很容易想到,加入这个数,到底把它作为单独的一段还是和前面的一段合并,于是这两个状态就很容易去表示
- 作为单独的一段:必定由i-1段转移而来,(i-1)段至少加入(i-1)个数,所以我们取max(dp[i-1][i-1],dp[i-1][i]…dp[i-1][j-1])+a[j]。此时
dp[i][j]=max(dp[i-1][i-1],dp[i-1][i]…dp[i-1][j-1])+a[j] - 和前面的一段合并:由i段转移而来,要合并则必须和前一个数连续,所以只能由dp[i][j-1]转移而来。因此
dp[i][j]=dp[i][j-1]+a[j]
易得状态转移方程:
dp[i][j]=max(dp[i][j-1]+a[j],max(dp[i-1][i-1],dp[i-1][i]…dp[i-1][j-1])+a[j]

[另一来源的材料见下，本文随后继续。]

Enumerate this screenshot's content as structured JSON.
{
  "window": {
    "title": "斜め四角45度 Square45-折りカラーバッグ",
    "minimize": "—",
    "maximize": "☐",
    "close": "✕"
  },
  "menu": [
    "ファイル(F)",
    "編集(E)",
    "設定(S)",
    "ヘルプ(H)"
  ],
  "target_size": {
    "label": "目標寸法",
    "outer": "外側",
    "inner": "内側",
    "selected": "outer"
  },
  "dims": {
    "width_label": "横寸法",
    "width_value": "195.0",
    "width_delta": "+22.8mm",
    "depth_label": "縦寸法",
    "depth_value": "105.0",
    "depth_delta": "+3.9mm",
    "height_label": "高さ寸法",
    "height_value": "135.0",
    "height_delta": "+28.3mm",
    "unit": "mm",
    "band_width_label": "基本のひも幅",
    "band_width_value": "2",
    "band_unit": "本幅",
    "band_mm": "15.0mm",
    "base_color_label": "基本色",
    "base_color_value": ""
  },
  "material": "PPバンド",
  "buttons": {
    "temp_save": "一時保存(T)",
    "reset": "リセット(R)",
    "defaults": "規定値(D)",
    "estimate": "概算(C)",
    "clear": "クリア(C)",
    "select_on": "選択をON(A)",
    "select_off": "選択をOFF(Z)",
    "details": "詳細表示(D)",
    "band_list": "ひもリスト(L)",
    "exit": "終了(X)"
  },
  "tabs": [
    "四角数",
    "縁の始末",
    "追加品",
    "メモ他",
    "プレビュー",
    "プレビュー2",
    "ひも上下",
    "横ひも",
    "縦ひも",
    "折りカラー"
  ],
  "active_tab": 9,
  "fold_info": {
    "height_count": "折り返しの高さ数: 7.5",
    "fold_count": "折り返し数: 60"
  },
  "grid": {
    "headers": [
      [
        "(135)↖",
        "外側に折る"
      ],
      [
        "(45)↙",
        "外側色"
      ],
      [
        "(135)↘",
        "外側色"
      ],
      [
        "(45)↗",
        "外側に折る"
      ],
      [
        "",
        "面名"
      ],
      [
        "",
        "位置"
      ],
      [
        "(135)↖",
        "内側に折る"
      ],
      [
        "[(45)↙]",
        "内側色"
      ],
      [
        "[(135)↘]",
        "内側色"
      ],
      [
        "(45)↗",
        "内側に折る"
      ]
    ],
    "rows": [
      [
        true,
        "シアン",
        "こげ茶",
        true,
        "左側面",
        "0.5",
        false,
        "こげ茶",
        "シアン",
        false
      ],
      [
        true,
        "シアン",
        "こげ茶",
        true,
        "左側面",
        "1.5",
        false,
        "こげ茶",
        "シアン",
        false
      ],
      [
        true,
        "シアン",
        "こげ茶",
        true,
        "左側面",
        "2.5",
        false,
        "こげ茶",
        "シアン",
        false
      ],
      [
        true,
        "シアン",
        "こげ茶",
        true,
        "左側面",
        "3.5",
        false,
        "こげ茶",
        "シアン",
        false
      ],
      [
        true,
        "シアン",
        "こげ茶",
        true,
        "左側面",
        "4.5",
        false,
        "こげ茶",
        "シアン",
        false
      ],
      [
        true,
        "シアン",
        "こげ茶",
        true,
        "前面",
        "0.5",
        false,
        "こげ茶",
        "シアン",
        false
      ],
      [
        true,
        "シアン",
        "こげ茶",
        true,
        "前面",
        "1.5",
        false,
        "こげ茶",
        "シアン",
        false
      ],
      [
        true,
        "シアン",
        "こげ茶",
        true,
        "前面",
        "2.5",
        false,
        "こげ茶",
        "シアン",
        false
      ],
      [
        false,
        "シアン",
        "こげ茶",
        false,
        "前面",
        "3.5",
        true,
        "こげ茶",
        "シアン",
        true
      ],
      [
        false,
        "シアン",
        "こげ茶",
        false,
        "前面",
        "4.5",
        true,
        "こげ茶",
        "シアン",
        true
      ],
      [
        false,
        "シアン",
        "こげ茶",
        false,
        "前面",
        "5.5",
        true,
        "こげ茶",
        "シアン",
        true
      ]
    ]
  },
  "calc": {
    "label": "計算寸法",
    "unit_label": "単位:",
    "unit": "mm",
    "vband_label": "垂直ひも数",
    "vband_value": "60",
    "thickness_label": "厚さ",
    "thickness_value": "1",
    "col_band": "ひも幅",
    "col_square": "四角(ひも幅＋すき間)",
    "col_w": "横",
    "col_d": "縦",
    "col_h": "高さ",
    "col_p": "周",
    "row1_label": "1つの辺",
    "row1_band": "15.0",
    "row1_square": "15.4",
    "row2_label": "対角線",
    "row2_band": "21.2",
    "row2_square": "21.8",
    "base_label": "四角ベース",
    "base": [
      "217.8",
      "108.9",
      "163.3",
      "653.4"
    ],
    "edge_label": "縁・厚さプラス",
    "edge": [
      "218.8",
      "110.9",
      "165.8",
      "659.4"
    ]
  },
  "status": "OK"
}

发现dp只需当前状态和前一个状态的值,所以不妨用另外一个数组记录前一个状态最大值,这样就可以将二维数组减为一位数组。
#include <iostream>
#include <algorithm>
#include <sstream>
#include <cstring>
#include <cstdio>
#include <vector>
#include <stack>
#include <queue>
#include <cmath>
#include <map>
#include <set>
#define inf (1LL<<62)-1
using namespace std;
//extern "C"{void *__dso_handle=0;}
typedef long long ll;
typedef long double lb;
typedef pair<int, int> pii;
typedef unsigned long long ull;
const long double PI = acos(-1);
const int N = 5e3+10;
const int mod=998244353;
ll a[N],dp[N],maxx[N];
//dp[i][j]
int main(int argc, char *argv[]) {
int n,k;
ll ans;
cin >> n >> k;
for(int i=1;i<=n;i++) scanf("%lld",&a[i]);
for(int i=1;i<=k;i++)
{
ans=-inf;
for(int j=i;j<=n;j++)
{
dp[j]=max(dp[j-1]+a[j],maxx[j-1]+a[j]);
maxx[j-1]=ans;
ans=max(ans,dp[j]);
}
}
cout << ans << endl;
}
Problem C Rational Ratio
Rational Ratio
题解:本题有一个很关键的知识点,0.123123123…=123/999,知道了这个,模拟去做就行,但貌似我写复杂了,还是菜啊~~
#include <iostream>
#include <algorithm>
#include <sstream>
#include <cstring>
#include <cstdio>
#include <vector>
#include <stack>
#include <queue>
#include <cmath>
#include <map>
#include <set>
#define inf 0xffffff
using namespace std;
//extern "C"{void *__dso_handle=0;}
typedef long long ll;
typedef long double lb;
typedef pair<int, int> pii;
typedef unsigned long long ull;
const long double PI = acos(-1);
const int N = 5e6+10;
const int mod=998244353;
ll gcd(ll a,ll b) { return b==0? a : gcd(b,a%b); }
ll lcm(ll a,ll b) { return a*b/gcd(a,b); }
ll change(string s)
{
stringstream ss;
ss << s;
ll ans;
ss >> ans;
return ans;
}
int main(int argc, char *argv[]) {
string s;
int a;
cin >> s >> a;
int cnt=0,flag=0,plen=0,id;
for(int i=0;i<s.length();i++)
{
if(s[i]=='.')
{
flag=1;
plen=s.length()-1-i;
}
if(flag)
{
if(cnt==plen-a)
{
id=i;
break;
}
cnt++;
}
}
string s1=s.substr(s.length()-plen,cnt),s2=s.substr(id+1,s.length()-1-id);
string s3=s.substr(0,s.length()-1-plen);
ll inte=change(s3),dec=change(s2);
ll up1,up2,down1,down2=0;
if(s1=="")
{
up1=inte;
down1=1;
}
else
{
int inte_dec=change(s1);
up1=inte*pow(10, s1.length())+inte_dec;
down1=pow(10, s1.length());
}
up2=dec;
for(int i=0;i<s2.length();i++) down2=9*pow(10,i)+down2;
down2*=pow(10,cnt);
ll down=lcm(down1,down2);
ll up=down/down1*up1+down/down2*up2;
ll gg=gcd(up,down);
up/=gg;
down/=gg;
printf("%lld/%lld\n",up,down);
}
Problem D Travel the Skies
题目: Travel the Skies
题面:给你k个飞机场,营业n天,有m个航班(出发地点、到达地点、出发时间、容量),n*k个时间点统计到飞机场的人数。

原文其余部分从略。